Lake carp may be recycled
BYU professor turning unwanted fish into food for animals, other fish
BYU professor Richard Kellems, left, and student Adam Ottley pour liquid carp from a commercial cooker. Once the fish are liquefied, the protein can be separated from the remaining fish meat.
Stuart Johnson, Deseret Morning News
PROVO Four generations ago, as the Loy family history goes, Brigham Young asked Bill Loy Jr.'s great-grandfather to harvest fish from Utah Lake to feed pioneers whose crops had been eaten by locusts.
Today, Loy is involved in another important project: getting rid of Utah Lake's carp.
Loy, a commercial fisherman, is helping the June Sucker Recovery Implementation Program, sponsored by Utah's Department of Natural Resources, by catching carp in large quantities and selling them.
The fish have overpopulated, muddying the lake and killing other species of more desirable fish and aquatic plants.
"(Carp) has a bad name," Loy said. "It's a bony fish."
Still, Loy sends regular shipments of carp to Israel, Canada and Los Angeles, among other places. One restaurant in Omaha, Neb., makes a specialty sandwich out of Utah Lake carp, with hundreds of people regularly waiting in line to sample the food, Loy said.
But with the fish's bad name and a declining market, the carp are becoming harder to sell. Loy says he used to move 3 million pounds of carp out of the lake per year, but now he doesn't have anywhere to send such a large amount of fish.
"There's a carp in just about every pond there's water in," Loy said. "Once they get established, they multiply real fast. They're a problem all over the country."
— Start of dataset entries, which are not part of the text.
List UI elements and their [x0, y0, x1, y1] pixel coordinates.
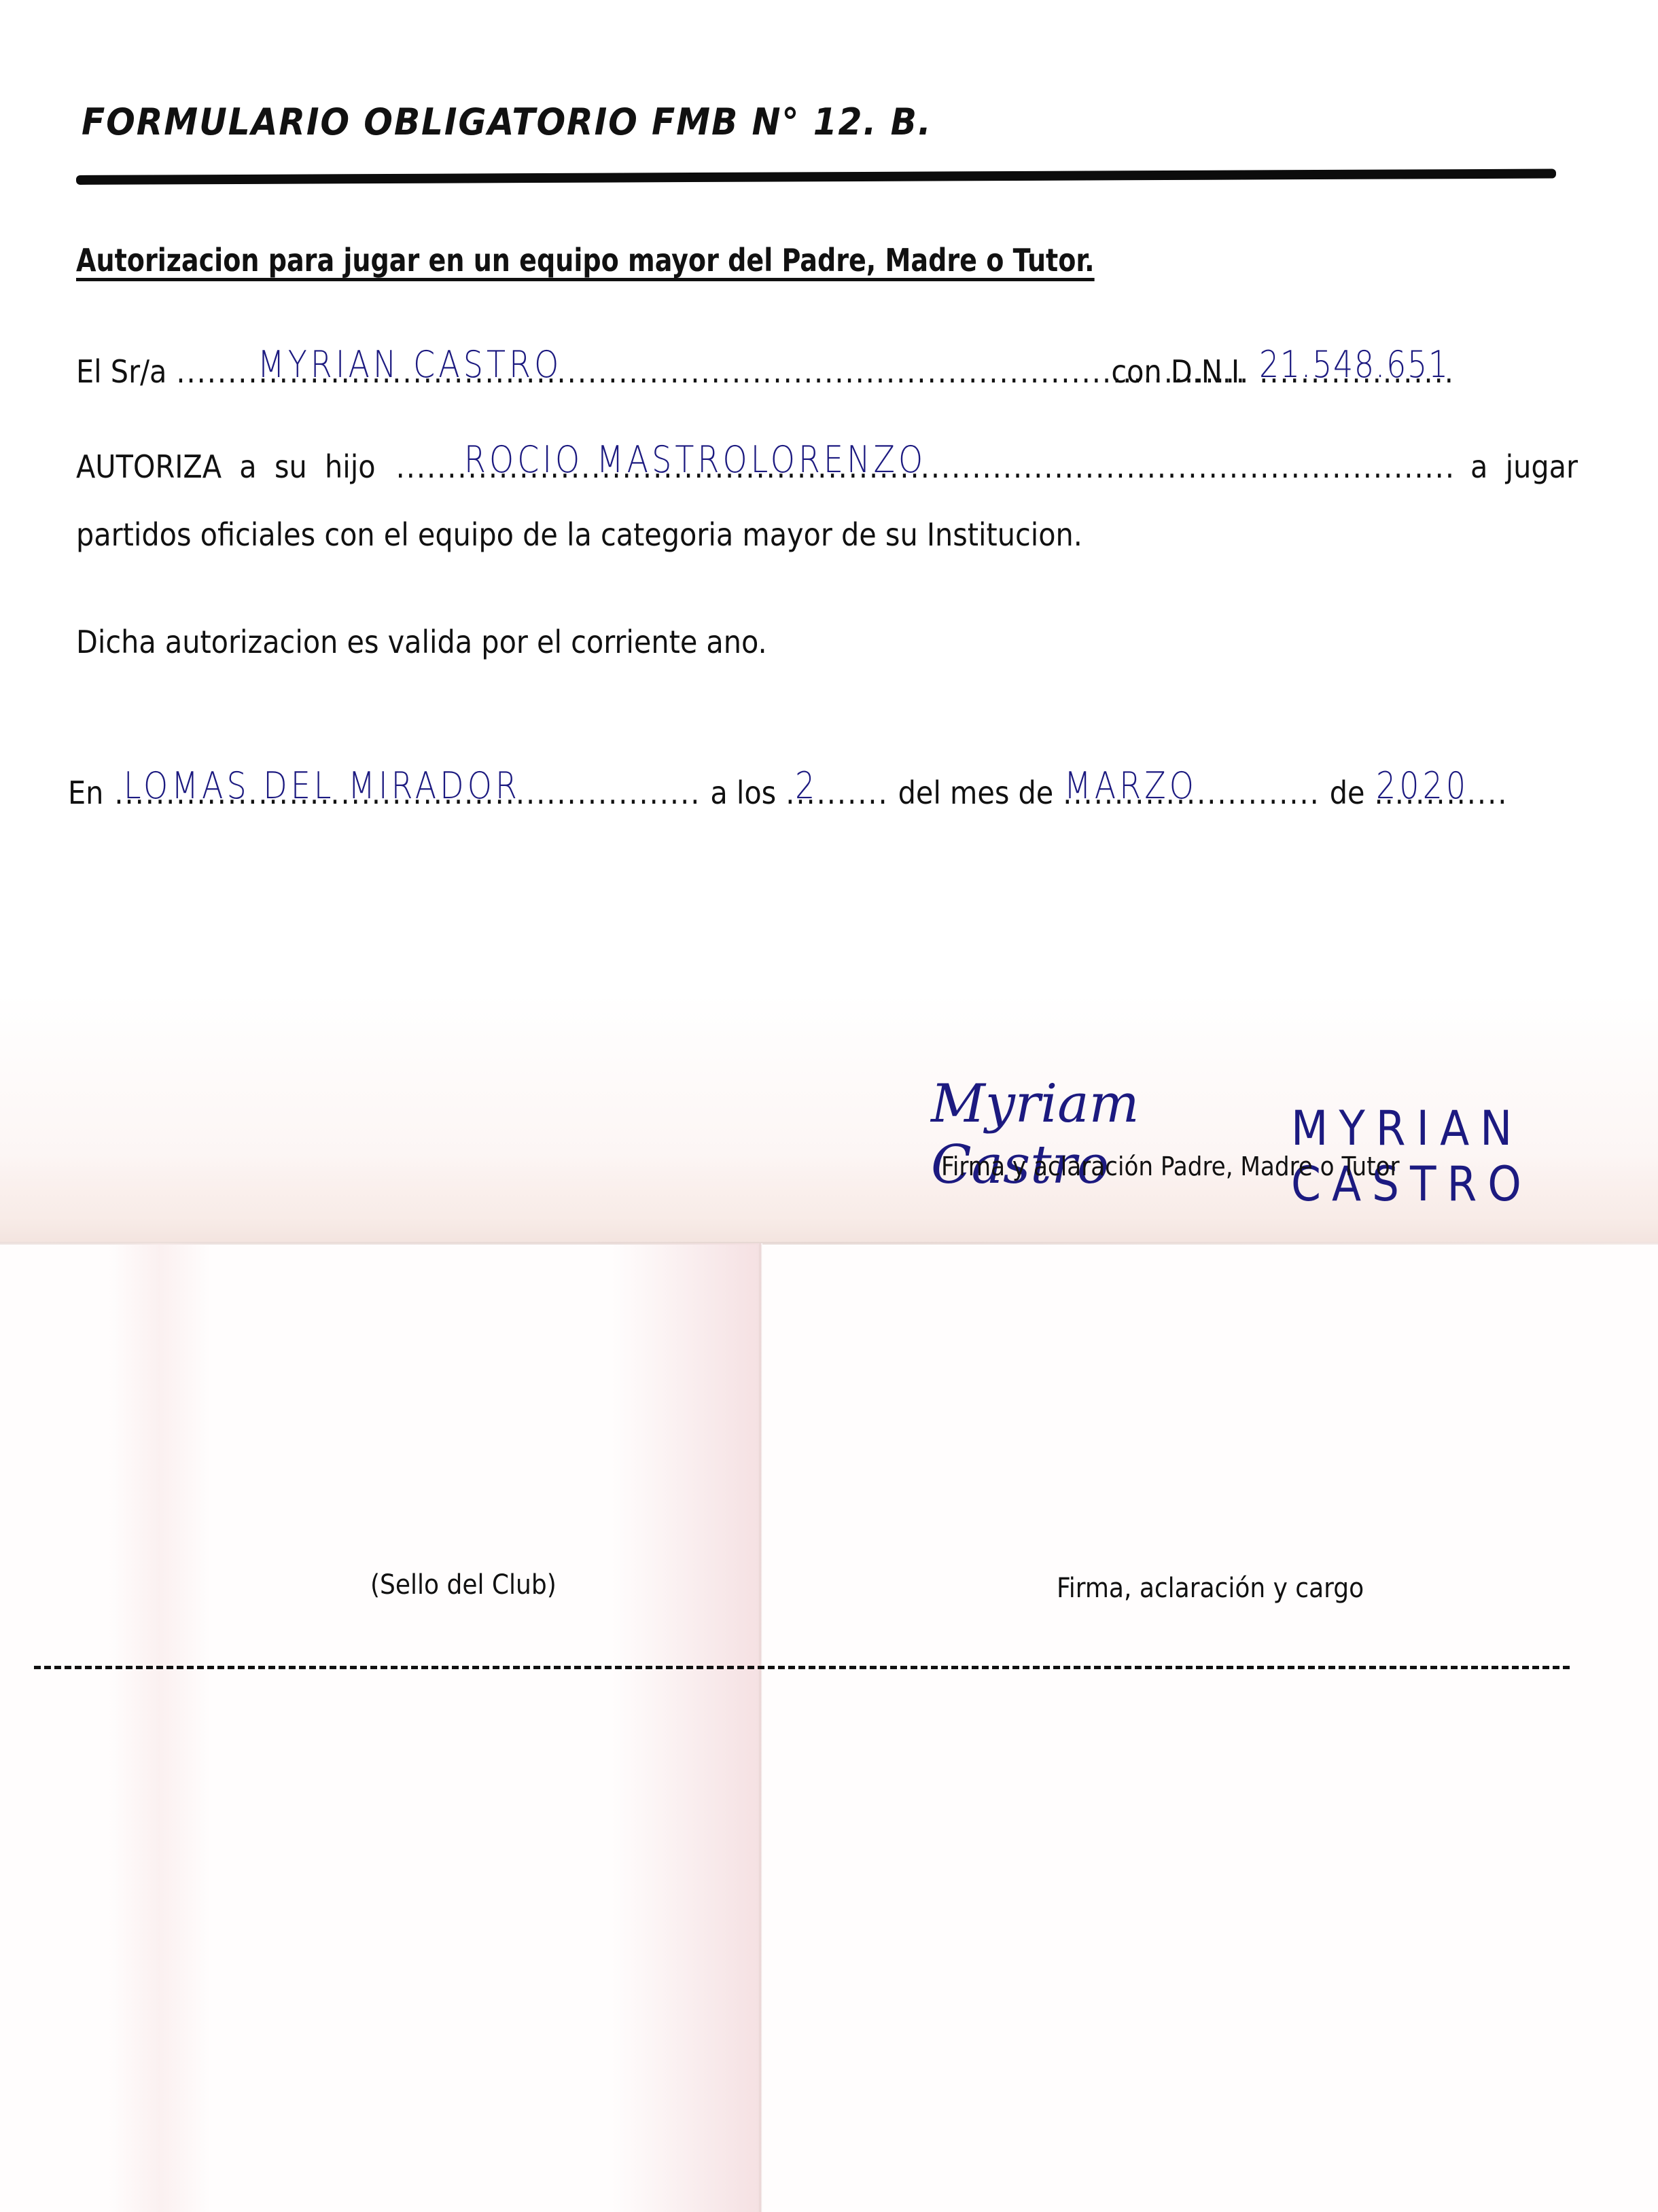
child-name-value: ROCIO MASTROLORENZO — [464, 438, 926, 481]
day-field[interactable]: .......... 2 — [786, 774, 888, 811]
signature-caption: Firma y aclaración Padre, Madre o Tutor — [941, 1152, 1400, 1181]
parent-name-field[interactable]: ........................................… — [176, 353, 1100, 390]
paper-shade — [612, 1243, 758, 2212]
label-autoriza: AUTORIZA a su hijo — [76, 448, 376, 485]
club-signature-label: Firma, aclaración y cargo — [1057, 1573, 1364, 1604]
child-name-field[interactable]: ........................................… — [396, 448, 1456, 485]
body-text-line3: partidos oficiales con el equipo de la c… — [76, 516, 1082, 553]
label-de: de — [1330, 774, 1365, 811]
place-field[interactable]: ........................................… — [114, 774, 701, 811]
place-value: LOMAS DEL MIRADOR — [124, 764, 521, 807]
form-title: FORMULARIO OBLIGATORIO FMB N° 12. B. — [82, 101, 932, 143]
dni-field[interactable]: ................... 21.548.651 — [1259, 353, 1455, 390]
date-line: En .....................................… — [68, 774, 1508, 811]
body-text-line4: Dicha autorizacion es valida por el corr… — [76, 624, 767, 660]
child-line: AUTORIZA a su hijo .....................… — [76, 448, 1551, 485]
year-value: 2020 — [1376, 764, 1469, 807]
parent-line: El Sr/a ................................… — [76, 353, 1551, 390]
month-value: MARZO — [1064, 764, 1197, 807]
month-field[interactable]: ......................... MARZO — [1063, 774, 1320, 811]
horizontal-fold — [0, 1242, 1658, 1245]
paper-upper-panel — [0, 0, 1658, 1243]
dashed-cut-line — [34, 1666, 1570, 1669]
label-a-jugar: a jugar — [1470, 448, 1578, 485]
parent-name-value: MYRIAN CASTRO — [258, 343, 562, 386]
paper-shade — [109, 1243, 211, 2212]
label-sr: El Sr/a — [76, 353, 166, 390]
club-stamp-label: (Sello del Club) — [370, 1569, 557, 1601]
vertical-fold — [758, 1243, 762, 2212]
day-value: 2 — [795, 764, 818, 807]
label-mes: del mes de — [898, 774, 1054, 811]
label-en: En — [68, 774, 103, 811]
form-subtitle: Autorizacion para jugar en un equipo may… — [76, 242, 1095, 279]
dni-value: 21.548.651 — [1259, 343, 1449, 386]
year-field[interactable]: ............. 2020 — [1375, 774, 1509, 811]
label-a-los: a los — [710, 774, 776, 811]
That's where Richard Kellems, a Brigham Young University animal science professor, comes in.
Kellems is working on a process that turns the unwanted carp into a useful food product. To him, throwing away the carp a major source of protein would be a waste of a good natural resource.
Once Kellems finds a way to turn the fish into a marketable item, he said the June Sucker Recovery Implementation Program will approach companies to sell the concept.
If the program can find other entities to remove the fish and make a profit from mass producing the fish byproduct, it could help offset costs the program would otherwise have to pay to remove the fish.
"It would be a win-win for everybody, I think," Kellems said.
Kellems has been working on the project for nine months, though he received a grant from the recovery program just four months ago.
Kellems' first step is to grind up the fish and warm them to a certain temperature. Fish have enzymes in their bodies that cause them to liquefy at certain temperatures in short periods of time.